IN HER WORDS / The owner of Native Books/Na Mea Hawai’i, who is also involved in ii gallery in Kaka’ako, the Lana Lane Artists’ Studios and the Maoli Art in Real Time (MAiRT) movement, Maile Meyer works to make sure Hawaiian and local perspectives are represented. Meyer sat down with us to share her ideas in the first installment of an ongoing series that features cultural leaders in their own words.
“I am someone who’s supporting the creative process, creating space for a dialogue to happen. Everybody has their kuleana; it doesn’t matter who does it. It matters that it gets done. If you care, you have to do something, participate. If you don’t care, stay home, watch TV and bitch.
“I’m interested in creating access.

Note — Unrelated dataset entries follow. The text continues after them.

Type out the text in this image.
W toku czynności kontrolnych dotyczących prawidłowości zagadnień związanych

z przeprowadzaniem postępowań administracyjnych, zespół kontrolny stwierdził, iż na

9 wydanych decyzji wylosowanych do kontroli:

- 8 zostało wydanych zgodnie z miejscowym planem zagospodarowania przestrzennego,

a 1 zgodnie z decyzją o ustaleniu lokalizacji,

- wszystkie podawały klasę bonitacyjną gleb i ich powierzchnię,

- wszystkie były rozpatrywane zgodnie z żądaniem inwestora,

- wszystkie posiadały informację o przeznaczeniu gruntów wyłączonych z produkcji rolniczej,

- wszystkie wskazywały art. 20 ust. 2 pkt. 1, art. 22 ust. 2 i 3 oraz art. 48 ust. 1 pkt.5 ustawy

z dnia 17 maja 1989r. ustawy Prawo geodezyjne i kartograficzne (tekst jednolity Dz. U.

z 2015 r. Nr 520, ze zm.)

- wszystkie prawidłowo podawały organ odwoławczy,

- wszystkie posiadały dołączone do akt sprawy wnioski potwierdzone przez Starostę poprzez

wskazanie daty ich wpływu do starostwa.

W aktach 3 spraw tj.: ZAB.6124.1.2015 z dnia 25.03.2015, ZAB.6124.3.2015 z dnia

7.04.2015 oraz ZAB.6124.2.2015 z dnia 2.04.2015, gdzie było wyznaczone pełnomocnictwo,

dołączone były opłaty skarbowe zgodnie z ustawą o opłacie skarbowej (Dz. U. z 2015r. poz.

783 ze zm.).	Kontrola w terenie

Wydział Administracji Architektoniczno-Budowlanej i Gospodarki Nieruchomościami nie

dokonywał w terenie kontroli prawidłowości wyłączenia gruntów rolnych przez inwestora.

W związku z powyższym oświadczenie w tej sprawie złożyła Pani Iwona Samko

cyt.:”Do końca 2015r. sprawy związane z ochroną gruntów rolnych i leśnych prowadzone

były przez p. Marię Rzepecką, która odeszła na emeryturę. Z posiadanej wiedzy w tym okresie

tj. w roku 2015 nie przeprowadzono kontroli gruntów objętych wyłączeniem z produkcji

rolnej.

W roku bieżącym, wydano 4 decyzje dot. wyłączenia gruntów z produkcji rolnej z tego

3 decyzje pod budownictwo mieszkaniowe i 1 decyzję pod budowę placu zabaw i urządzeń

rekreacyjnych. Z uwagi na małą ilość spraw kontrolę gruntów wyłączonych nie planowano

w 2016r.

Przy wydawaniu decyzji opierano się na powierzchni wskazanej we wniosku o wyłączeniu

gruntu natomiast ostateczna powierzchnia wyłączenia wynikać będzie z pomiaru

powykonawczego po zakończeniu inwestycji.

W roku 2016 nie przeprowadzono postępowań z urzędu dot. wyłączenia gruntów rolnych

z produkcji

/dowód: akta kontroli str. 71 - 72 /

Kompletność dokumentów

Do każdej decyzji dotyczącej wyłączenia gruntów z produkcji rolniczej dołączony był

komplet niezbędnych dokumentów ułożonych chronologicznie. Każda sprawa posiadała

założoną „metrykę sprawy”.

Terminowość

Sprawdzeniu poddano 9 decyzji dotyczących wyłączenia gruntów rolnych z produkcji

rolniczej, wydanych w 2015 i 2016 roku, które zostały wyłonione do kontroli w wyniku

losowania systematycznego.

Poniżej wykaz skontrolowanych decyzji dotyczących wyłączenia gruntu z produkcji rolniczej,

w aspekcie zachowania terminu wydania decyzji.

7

Every child who sits at a table with paint and a brush is an artist. Everyone should be able to access art, it’s not demographically based. The presence of art means multi-variable thinking, and enough people creating art means you can have a dialogue, because art reveals a variety of opinions. That’s what we need more of here in Hawai’i, a dialogue. We need to be more critical of ourselves and to not take it personally–that will up the bar.
“Hawaiians are leading in Hawaiian ways again. We are not waiting. The hierarchical western style has gotten us where we are today–people saying they care about others, but really, they care about a few. That’s not the Hawaiian way. People should embrace Hawaiian leadership. It’s in our DNA to care for everyone. We don’t leave people out, and that’s been our historic pattern–inclusiveness. Look at the record. We included everyone and then we got left out.
“Well, the tide is turning, and we are on the move again as a people, with both Western and Hawaiian models to move between. It’s exciting and it’s real. Get ready. We’ve never left, and we’re remembering how to be in our own skin again. It’s gonna be great–for everyone.”